Riparte il giro di consultazioni, i prossimi impegni di Conte
Si riparte con un giro di consultazioni, il presidente del Consiglio Giuseppe Conte lunedì mattina vedrà le associazioni dei risparmiatori truffati, e la soluzione al ‘caso’ che ha messo il ministro dell’economia sul banco degli imputati, almeno dal punto di vista dei pentastellati, dovrebbe arrivare entro il giorno successivo, nella riunione del Consiglio dei ministri attesa per il 9 aprile in cui dovrebbe essere varato anche il Def.

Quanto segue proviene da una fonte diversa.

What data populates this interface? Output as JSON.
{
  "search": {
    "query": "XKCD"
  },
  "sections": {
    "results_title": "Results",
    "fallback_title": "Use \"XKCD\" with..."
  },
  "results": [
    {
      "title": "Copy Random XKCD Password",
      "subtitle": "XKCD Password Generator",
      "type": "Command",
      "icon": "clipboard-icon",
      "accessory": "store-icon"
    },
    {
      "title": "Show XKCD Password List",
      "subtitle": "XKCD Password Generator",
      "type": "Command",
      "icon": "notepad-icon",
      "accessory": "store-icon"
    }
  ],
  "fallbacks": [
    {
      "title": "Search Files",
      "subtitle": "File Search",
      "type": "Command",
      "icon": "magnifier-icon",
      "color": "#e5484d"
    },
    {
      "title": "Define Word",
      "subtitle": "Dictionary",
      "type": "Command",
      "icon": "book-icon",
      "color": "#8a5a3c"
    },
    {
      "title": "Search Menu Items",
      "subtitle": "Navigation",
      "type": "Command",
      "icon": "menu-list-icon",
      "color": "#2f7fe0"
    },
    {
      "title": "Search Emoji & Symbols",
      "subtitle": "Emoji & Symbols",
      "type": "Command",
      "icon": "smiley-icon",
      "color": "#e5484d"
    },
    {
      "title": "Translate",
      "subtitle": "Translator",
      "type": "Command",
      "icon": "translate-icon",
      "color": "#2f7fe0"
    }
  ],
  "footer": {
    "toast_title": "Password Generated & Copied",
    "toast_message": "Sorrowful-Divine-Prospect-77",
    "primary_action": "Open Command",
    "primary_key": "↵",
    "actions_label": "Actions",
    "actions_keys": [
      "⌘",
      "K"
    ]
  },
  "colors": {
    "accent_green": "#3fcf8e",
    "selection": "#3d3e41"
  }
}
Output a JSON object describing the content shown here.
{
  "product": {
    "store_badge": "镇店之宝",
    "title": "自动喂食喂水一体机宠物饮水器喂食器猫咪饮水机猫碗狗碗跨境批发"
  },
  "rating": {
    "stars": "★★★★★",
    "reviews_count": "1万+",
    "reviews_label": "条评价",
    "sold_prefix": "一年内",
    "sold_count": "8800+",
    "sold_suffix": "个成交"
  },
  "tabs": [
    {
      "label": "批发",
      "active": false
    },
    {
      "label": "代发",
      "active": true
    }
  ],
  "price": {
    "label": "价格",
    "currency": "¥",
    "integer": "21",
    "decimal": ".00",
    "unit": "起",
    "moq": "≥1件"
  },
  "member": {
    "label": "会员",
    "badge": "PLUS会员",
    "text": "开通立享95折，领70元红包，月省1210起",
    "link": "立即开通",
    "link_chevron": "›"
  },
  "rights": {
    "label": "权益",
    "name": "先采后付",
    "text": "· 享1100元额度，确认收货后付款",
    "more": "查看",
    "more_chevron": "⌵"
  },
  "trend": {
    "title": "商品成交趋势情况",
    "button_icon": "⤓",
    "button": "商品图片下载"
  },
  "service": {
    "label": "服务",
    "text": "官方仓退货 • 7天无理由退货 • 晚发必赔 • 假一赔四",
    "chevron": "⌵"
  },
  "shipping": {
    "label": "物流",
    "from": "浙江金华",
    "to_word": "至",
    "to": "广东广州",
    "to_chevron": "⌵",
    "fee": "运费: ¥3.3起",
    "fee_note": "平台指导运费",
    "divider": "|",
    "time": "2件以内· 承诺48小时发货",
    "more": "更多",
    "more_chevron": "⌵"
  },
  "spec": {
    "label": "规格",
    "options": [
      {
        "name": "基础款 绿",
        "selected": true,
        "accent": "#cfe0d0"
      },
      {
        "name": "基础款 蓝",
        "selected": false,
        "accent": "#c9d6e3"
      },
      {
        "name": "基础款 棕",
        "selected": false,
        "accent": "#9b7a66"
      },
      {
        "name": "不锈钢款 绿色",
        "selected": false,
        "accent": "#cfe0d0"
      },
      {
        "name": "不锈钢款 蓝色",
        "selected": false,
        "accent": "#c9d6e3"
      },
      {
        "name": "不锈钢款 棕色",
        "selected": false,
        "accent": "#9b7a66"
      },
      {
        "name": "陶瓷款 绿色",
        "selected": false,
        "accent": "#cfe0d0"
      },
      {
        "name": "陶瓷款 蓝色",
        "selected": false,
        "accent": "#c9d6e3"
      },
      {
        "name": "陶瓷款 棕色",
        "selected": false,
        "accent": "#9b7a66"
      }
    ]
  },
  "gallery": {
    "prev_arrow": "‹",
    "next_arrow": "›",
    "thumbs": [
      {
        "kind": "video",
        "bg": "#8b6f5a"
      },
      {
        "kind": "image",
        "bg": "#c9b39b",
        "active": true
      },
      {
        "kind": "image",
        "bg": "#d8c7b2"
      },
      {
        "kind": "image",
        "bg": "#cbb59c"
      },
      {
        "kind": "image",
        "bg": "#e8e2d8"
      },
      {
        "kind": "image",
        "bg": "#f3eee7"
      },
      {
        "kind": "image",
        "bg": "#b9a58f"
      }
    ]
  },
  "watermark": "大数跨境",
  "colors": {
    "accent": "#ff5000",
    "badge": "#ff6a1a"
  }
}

Si impone la linea del M5S, no alla norma sui rimborsi
Una vittoria della linea M5s, fanno notare dal movimento, su quella di Tria che voleva inserire nel dl Crescita le norme sui rimborsi. “Nessuna norma può essere inserita senza accordo delle associazioni”, avrebbe detto Di Maio in Cdm. E a quel punto Conte avrebbe assunto l’impegno di incontrare personalmente i risparmiatori, convocati per l’inizio della prossima settimana. Ma anche il titolare del Mef, che deve firmare i decreti attuativi per sbloccare il fondo da 1,5 miliardi di euro istituito dal governo gialloverde nella legge di Bilancio 2019, non ha mollato la presa. E non c’è stato altro da fare che rimandare la soluzione.
La linea della Lega
La Lega, almeno apertamente, non si schiera. “La settimana prossima sarà quella decisiva: poi dovremo prendere una decisione perché la pazienza è finita”, tuona il vicepremier Luigi Di Maio uscendo da palazzo Chigi. “Siamo contenti come M5S che in questo decreto non sia entrata nessuna norma sui risparmiatori. Noi vogliamo che vengano pagati senza arbitrati o contenziosi, devono essere indennizzati”, chiarisce.
Il braccio di ferro M5S-Tria
E’ solo l’ultimo capitolo di una lunga guerra tra il Movimento e il ministro Tria, dalle accuse di ‘manine’ al Mef al tempo del Dl dignità a questo ultimo, durissimo scontro. Di dimissioni, ventilate tra i giornali e i corridoi, non si parla. “Non è in discussione il ruolo di alcun ministro, tanto meno quello dell’economia”, assicura Di Maio. “Siamo una squadra, lavoriamo uniti ma io ho il dovere di sollecitare le priorità”, ribadisce.
Anche perché, spiega a #Politicapresse il capogruppo alla Camera Francesco D’Uva, “non faremmo niente che possa allarmare i mercati”, figurarsi sostituire il professore con un leghista, “al massimo con un 5 stelle, ma non è proprio in discussione”.
Il pressing sulla consigliera Bugno
Resta però alta la tensione così come il pressing sulla consigliera di Tria, Claudia Bugno: il passo indietro da Stm non basta e le nomine all’Asi, dove era candidata, sono rinviate. “Io non discuto chi un ministro vuole tenere nel suo Gabinetto – dice ancora il capo pentastellato – ma quando si parla di partecipate o di Agenzia Spaziale noi come forze politiche abbiamo il dovere di decidere se le persone possano andare in determinati luoghi o no”.
Il Cdm approva il dl Crescita ‘salvo intese’
Alla fine il Cdm riesce almeno ad approvare il decreto crescita che “avrà un impatto positivo sul Pil”, assicura Di Maio, e infatti le stime del Def dovrebbero tenerne conto, sia pure nell’ordine di decimali. Nel decreto entra la norma per Alitalia, per consentire di convertire in equity una parte del prestito ponte concesso dallo Stato “che significa che il governo potrà rilevare quote” ed entrare nella newco. Ma l’elenco delle misure potrebbe allungarsi ancora.